Saxe presented the study's findings with Chertok last month at the Union for Reform Judaism biennial in San Diego.

Chertok and Saxe drew the strongest audience reaction when they displayed two charts, one showing the Jewish involvement of intermarried versus. inmarried families without any controls, and one showing results after they were controlled for the Jewish partner's religious background.

Without controls, 78 percent of inmarried couples said they were raising their children Jewishly versus 39 percent of intermarried couples. Those figures are used by most Jewish researchers, noted Chertok and Saxe.

But when controlling the other factors, including the Jewish partner's religious upbringing, the gap closed, with 71 percent of inmarried couples and 51 percent of intermarried couples saying they're raising Jewish kids.

Similarly, the 53 percent of inmarried versus 12 percent of intermarried families who reported being members of Jewish organizations became 45 percent and 32 percent when the controls were applied.

The differences become even more striking when controls are applied to the data on the Jewish identity of the adult children of intermarriage.

A simple comparison, one used in most studies, states that 89 percent of adults who grew up with two Jewish parents identify as Jewish versus 24 percent of adults who grew up in an interfaith home.

When the background of those individuals was taken into account, the gap shrunk to 94percent of the adults with two Jewish parents versus 76 percent from intermarried homes.

The Second Generation

Among those who are not convinced by the Saxe-Chertok line of argument is Steven Cohen, a professor of Jewish social policy at Hebrew Union College-Jewish Institute of Religion in New York. He has conducted several studies that all show the determinative effect of intermarriage.

Cohen's first question is how the researchers defined "being raised Jewish." But he also says that they need to look at the second generation: According to the 2000-01 NJPS study, just 13 percent of the grandchildren of an intermarriage -- that is, people whose grandparents were intermarried -- now identify as Jews.

On those grounds alone, declares Cohen, the Jewish community should "not grow complacent" about intermarriage, but should continue to combat it as a real threat to Jewish continuity. "In fact, intermarriage over two generations is more powerful than any other factor in predicting ritual observance and certainly in predicting whether the grandchildren will be Jewish."

Cohen's conclusion is supported, in part, by a new report on the U.S. Jewish population prepared for the 2007 American Jewish Yearbook by professors Ira Sheskin of the University of Miami and Arnold Dashefsky of the University of Connecticut.

Comparing data from 49 U.S. Jewish communities, Sheskin and Dashefsky note that, while some cities "have been more successful than others in convincing intermarried families to raise their children Jewish," it is nevertheless "clear that intermarriage has a negative effect on measures of Jewishness and Jewish continuity."

Intermarriage has a snowball effect, the Sheskin-Dashefsky study concludes, but the ball can roll either way, with much depending on the larger Jewish community.

Sheskin and Dashefsky just concluded a study in Portland, Maine, showing its intermarriage rate as the highest among the cities studied: 61 percent.
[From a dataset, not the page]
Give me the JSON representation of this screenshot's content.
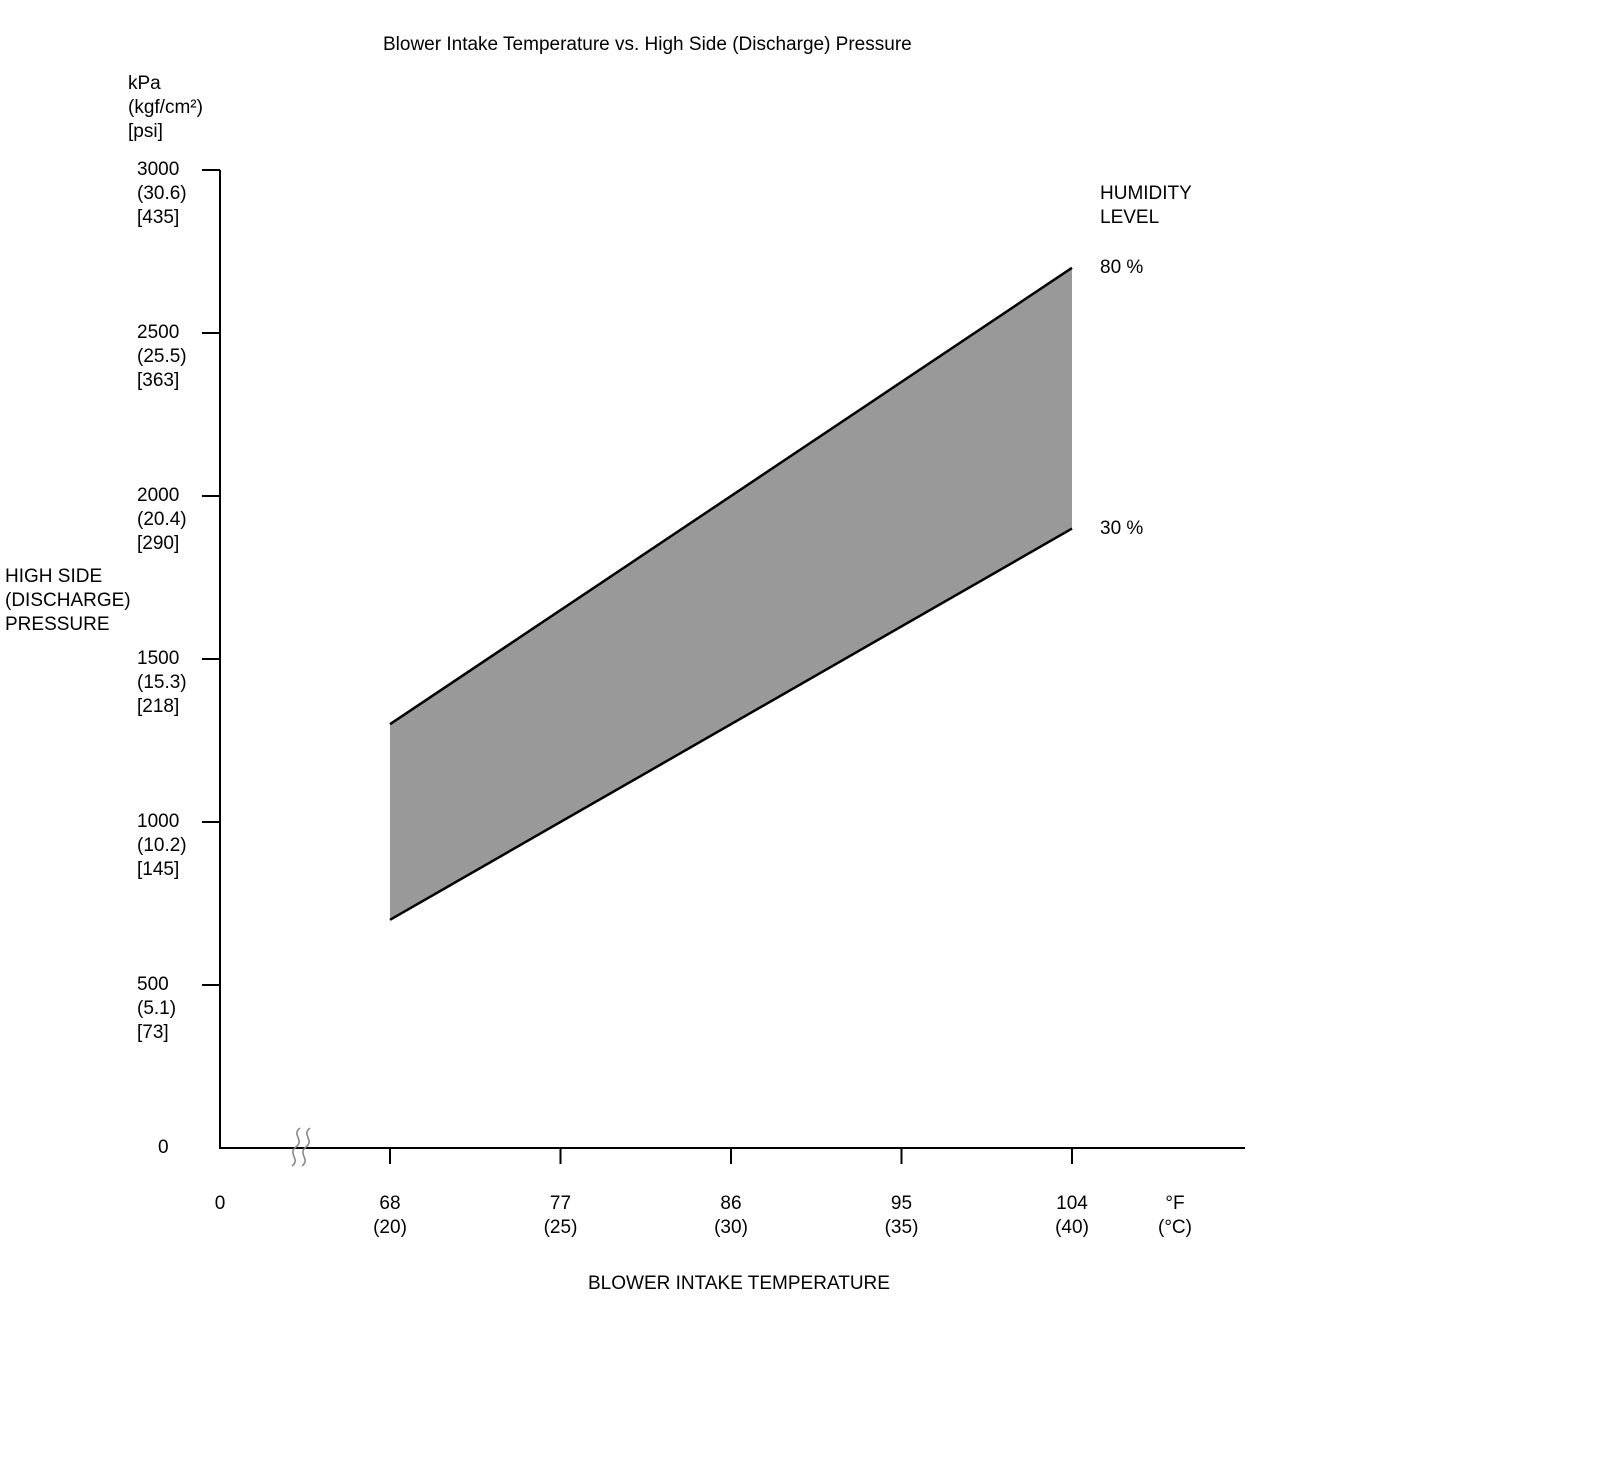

But a very average 47 percent of its intermarried families are choosing to raise Jewish children. Yet in Detroit, with a low intermarriage rate of 17 percent, just 31 percent are choosing to raise children as Jews.

A community like Detroit's, Sheskin posits, may not feel outreach is a priority, given its low level of intermarriage. The result is that few intermarried families join synagogues.

Rabbi Kerry Olitzky, director of the Jewish Outreach Institute, an organization that encourages Jewish institutions to be more welcoming, says that it all comes down to what individuals believe will help them lead better, richer lives.

"When you're a parent, you make decisions on the basis of what's good for you and your family, not what's good for the Jewish community."